Tijdschrift voor Yoga Maart 2011

Tijdschrift voor Yoga _ De Doorbraak _ een serie artikelen over yogahoudingen door Lydwina Meerman
Lydwina Meerman,
yogadocente sinds
1990, is opgeleid in hatha en raja yoga.
Lydwina is schrijfster van het boek
YOGA, Beginnen en doorgaan, een
ontwikkelingsboek met 24 yogalessen.
www.lydwinameerman.nl

 

In de rubriek de Doorbraak laat yogadocente Lydwina Meerman
een bevlogen yogacursist of -docent aan het woord over
een āsana die aanvankelijk als lastig werd beschouwd,
maar dankzij de instructies van de docent als licht wordt ervaren.
Een doorbraak in de āsanabeleving.

 

De Doorbraak: de Cobra of Bhujangāsana

Hieronder vertelt Ingrid van der Hoek (55),
sinds zeven jaar een enthousiaste yogacursiste,
over haar doorbraak in de Cobra (Bhujangāsana).

 

Tijdschrift voor Yoga Maart 2011_Artikel De Doorbraak door Lydwina Meerman_over Yogahouding de  Cobra  Bhujangasana 
Foto: Paul van Wijngaarden.   Op de foto: Monique Brouwer

Voor Ingrid was de Cobra altijd een lastige houding,
die haar een pijnlijke onderrug bezorgde.
Ingrid: ‘Mijn docente Lydwina heeft mij geleerd om aandacht
aan de buik te geven bij de ademhaling.
De verruiming bij de inademing werkt door
tot in het onderste deel van de wervelkolom,
waardoor de pijn in de onderrug verdwijnt.
Op aanraden van mijn docente durfde ik het ook aan
om in de uitademing te ontspannen.

Het werkte: mijn buik kwam steeds zwaarder op de grond
te liggen en de pijn in de onderrug verdween.

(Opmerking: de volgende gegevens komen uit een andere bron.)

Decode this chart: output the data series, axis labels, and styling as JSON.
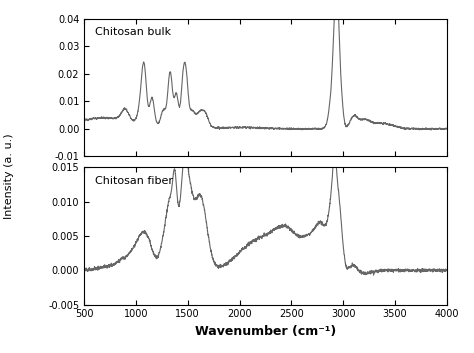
{
  "xlabel": "Wavenumber (cm⁻¹)",
  "ylabel": "Intensity (a. u.)",
  "line_color": "#666666",
  "line_width": 0.8,
  "background_color": "#ffffff",
  "xmin": 500,
  "xmax": 4000,
  "bulk_ylim": [
    -0.01,
    0.04
  ],
  "fiber_ylim": [
    -0.005,
    0.015
  ],
  "bulk_label": "Chitosan bulk",
  "fiber_label": "Chitosan fiber",
  "bulk_yticks": [
    -0.01,
    0.0,
    0.01,
    0.02,
    0.03,
    0.04
  ],
  "fiber_yticks": [
    -0.005,
    0.0,
    0.005,
    0.01,
    0.015
  ],
  "xticks": [
    500,
    1000,
    1500,
    2000,
    2500,
    3000,
    3500,
    4000
  ]
}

Door de buikademhaling komt er evenwicht in de houding.
Het geeft rust in de schouders en de handen.
Je hoeft niet meer zoveel kracht in de schouders te verzamelen
en je steunt minder op de handen.

Bij mij ging de buikademhaling als vanzelf over in
de volledige yoga ademhaling.
Opeens wist ik hoe ik de Cobra moest doen en
had ik het gevoel een eenheid te hebben bereikt.
Dat vind ik eigenlijk bij elke oefening.
Het moment dat je in jezelf eenheid voelt,
overal, dat is zo mooi.’

  

De praktijk

Begin in buikligging met de benen naast elkaar
en met het voorhoofd op de grond.
Leg de handen onder de schouders neer.
Spreid de vingers enigszins en
laat de middelvingers naar voren wijzen.
De ellebogen komen een beetje van de grond
en blijven dicht bij de romp.
 

Laat het bekken en de buik op de grond rusten.
Observeer de verruiming en de ontspanning in
de buik en in de onderrug.

Terwijl je geleidelijk inademt, van de buik door
het middenrifgebied naar de longtoppen,
breng je de romp met het hoofd omhoog en naar achteren.
Je blik gaat schuin omhoog.
de buik blijft in contact met de grond.
Eventueel plaats je de handen iets verder naar voren.
Uitademend ontspan je in de houding, ook in de buik.

Observeer de houding als eenheid
vanaf de tenen naar de kruin.
Rond af in een ontspanningshouding zoals
de Kindhouding (Balāsana).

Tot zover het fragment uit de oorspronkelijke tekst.